Robert Edsel had an epiphany as he sauntered across the Ponte Vecchio, the only bridge over the Arno River in Florence, Italy to survive after a Nazi retreat. As he marveled at the covered medieval bridge, his mind drifted to wondering how so much fine art survived the wrath and genocidal urges of the Germans.
His wonderment, and millions of his own money, led to him to write “Rescuing Da Vinci” and co-produce a documentary, “The Rape of Europa.” As he did his research, Edsel discovered the band of men and women commissioned by President Franklin Roosevelt and General Dwight Eisenhower to save art treasures that helped define and advance modern Western civilization.
This wasn’t an ordinary salvage operation. Monuments Men found Hitler’s art stash in an Austrian salt mine, a fairy tale castle chock full of works stolen from prominent French Jews and the sculpture Madonna and Child by Michelangelo tucked away in a Belgian church.
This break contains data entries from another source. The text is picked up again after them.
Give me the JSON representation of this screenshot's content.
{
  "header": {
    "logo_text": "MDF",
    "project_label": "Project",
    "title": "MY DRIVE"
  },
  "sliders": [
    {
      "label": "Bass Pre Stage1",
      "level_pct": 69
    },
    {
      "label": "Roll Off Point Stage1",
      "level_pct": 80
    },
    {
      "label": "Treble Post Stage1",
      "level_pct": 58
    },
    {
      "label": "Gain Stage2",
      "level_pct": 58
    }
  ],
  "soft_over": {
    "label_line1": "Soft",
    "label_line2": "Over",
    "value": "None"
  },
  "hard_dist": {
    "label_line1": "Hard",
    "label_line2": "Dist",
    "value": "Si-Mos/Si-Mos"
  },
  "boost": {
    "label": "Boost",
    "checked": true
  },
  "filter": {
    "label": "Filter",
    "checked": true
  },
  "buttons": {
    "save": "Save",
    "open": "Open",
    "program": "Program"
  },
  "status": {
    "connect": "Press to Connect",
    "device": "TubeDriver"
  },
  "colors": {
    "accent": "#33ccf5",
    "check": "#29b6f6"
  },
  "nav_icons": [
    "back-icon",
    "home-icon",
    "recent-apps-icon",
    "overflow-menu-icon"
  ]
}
NPR’s Rita Braver interviewed one of only six Monuments Men still living. Harry Ettlinger, a German-born American who was 20 years old when he was assigned to the group recounted how he uncovered Rembrandt’s self-portrait.
Deane Keller, another of the Monuments Men, toiled to restore the Camposanto in Pisa, Italy. He was buried there after his death in 1992.
John Skilton scavenged lumber to build a temporary ceiling that protected the “Allegory of the Planets and Continents,” a ceiling fresco in the Residenz palace in Wurzburg, Germany, from further damage by bad weather. Today the palace has a small shrine dedicated to Skilton.
For his work uncovering the Monuments Men, Edsel was given the 2007 National Humanities Award. Congress recognized his work and the work of the Monuments Men in resolutions passed by both the House and Senate.
Even if the faces are different from the original Monuments Men, their feats of unsung heroism will no longer go unnoticed or unappreciated.